Closed mingshey closed 4 years ago
You are quite right about the capitalization bug in line 601. But there was also another bug here: the Latin lemmata here are coming as utf8 from the xml file, and some of them have macrons and breves (including Dīa). We need to remove the diacritics without removing the vowel.
I've fixed these two bugs with commits 22bd5e3d27d6a640bf535dc388f3016122414704 and c49d4454cf3bd007aab173c5b57733377afa8b60, so this will be fixed in the next release.
Apologies for not responding to this issue for so long -- I was caught up with marking exams.
Dia (proper name) is a headword in TLL 46-th pdf, in page 63, and bookmarked as such, but its link to TLL leads to "ia" (or "iaceo") in the 26-th pdf, page 7. I suspect some bug in the keyword handling algorithm drops the capital "D".

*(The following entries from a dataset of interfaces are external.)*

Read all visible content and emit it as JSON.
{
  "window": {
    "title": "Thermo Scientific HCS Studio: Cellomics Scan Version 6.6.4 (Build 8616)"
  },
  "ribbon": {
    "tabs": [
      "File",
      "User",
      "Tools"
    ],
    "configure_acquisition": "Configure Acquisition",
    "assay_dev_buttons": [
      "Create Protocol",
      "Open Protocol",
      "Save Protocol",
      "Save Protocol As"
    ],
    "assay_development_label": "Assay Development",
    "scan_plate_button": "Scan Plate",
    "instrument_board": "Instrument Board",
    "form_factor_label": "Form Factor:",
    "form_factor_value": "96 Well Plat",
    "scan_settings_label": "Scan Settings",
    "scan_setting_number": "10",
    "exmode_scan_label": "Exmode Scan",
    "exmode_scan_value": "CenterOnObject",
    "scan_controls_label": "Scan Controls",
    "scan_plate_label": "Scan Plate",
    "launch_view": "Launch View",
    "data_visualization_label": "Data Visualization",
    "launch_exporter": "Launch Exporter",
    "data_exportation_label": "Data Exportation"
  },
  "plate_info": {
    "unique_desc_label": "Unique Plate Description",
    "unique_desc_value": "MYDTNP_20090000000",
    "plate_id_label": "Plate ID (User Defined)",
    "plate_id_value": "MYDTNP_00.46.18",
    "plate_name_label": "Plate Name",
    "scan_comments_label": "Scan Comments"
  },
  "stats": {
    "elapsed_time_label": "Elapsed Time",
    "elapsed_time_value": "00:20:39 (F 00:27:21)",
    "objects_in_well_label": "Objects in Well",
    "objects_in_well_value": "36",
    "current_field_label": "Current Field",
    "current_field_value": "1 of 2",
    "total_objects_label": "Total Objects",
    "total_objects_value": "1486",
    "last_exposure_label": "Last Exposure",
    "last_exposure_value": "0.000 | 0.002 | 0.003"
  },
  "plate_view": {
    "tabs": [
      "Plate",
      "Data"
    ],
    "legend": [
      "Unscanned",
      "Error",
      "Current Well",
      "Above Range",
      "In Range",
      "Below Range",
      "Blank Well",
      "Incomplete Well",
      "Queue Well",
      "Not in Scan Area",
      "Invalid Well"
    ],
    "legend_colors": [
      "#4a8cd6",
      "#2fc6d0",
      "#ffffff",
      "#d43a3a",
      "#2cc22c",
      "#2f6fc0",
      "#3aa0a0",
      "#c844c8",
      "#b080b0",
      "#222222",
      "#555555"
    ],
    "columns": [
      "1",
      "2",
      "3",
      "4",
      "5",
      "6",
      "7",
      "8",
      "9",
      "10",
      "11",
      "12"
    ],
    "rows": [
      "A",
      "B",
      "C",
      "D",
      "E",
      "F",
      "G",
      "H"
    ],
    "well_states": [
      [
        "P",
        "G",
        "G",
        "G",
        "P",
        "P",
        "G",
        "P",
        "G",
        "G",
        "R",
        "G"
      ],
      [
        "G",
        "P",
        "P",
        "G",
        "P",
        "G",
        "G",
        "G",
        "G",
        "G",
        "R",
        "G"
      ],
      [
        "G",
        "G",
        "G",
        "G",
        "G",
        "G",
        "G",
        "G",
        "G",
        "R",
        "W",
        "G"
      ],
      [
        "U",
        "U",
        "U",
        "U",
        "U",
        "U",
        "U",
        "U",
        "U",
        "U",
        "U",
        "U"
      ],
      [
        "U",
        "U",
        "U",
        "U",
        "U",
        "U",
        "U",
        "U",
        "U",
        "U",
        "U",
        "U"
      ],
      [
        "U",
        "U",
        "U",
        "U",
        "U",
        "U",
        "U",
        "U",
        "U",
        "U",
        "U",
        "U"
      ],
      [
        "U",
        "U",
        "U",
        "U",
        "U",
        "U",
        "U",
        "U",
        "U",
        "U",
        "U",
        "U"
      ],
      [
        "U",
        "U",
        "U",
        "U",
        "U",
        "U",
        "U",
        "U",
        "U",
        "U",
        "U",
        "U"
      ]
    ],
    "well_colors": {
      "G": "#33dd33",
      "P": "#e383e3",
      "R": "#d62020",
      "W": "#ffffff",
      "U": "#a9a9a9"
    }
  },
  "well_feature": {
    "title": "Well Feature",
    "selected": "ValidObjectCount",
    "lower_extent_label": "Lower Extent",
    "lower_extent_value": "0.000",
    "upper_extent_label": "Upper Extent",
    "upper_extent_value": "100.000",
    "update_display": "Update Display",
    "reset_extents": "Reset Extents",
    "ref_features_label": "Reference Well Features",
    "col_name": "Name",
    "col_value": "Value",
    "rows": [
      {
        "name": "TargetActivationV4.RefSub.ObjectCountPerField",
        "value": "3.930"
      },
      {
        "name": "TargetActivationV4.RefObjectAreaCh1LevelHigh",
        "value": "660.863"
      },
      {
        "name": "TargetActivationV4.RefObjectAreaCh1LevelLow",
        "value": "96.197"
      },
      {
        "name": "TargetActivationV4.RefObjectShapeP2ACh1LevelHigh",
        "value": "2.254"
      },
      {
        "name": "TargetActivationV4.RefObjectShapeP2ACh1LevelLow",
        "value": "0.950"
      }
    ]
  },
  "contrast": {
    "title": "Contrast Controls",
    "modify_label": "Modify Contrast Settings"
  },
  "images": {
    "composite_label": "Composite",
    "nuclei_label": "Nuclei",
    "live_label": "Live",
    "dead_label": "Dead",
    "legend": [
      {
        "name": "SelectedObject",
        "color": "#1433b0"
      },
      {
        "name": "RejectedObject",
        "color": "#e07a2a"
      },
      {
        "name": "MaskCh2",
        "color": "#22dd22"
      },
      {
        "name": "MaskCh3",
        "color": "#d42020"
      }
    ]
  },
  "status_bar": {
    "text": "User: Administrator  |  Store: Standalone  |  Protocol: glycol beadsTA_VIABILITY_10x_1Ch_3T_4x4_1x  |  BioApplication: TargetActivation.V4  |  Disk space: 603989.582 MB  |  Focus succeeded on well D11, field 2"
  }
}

[edit-again] The line 601 of
Perseus.pm
$word =~ s/[^a-z]//g;
is there to remove the troublesome diacritical marks(as the resolution to the issue #52), but it over-does its job. The tll-bookmarks.txt contains proper names that start with capital letters that all precedes those lower-cased words. Maybe the L-S contains only a few proper names, but "Dia" is one of the rare exceptions and it has an entry in TLL, too. The line 601 chops off its capital letter "D" and renders it "ia". So my suggestion is replace line 601 with$word =~ s/[^A-Za-z]//g;
, or possibly somewhat more sophisticated treatment might be needed.P.S. I could fork and commit this one, but I am known to myself to make goofs, so I restrain myself to local modifications and tests.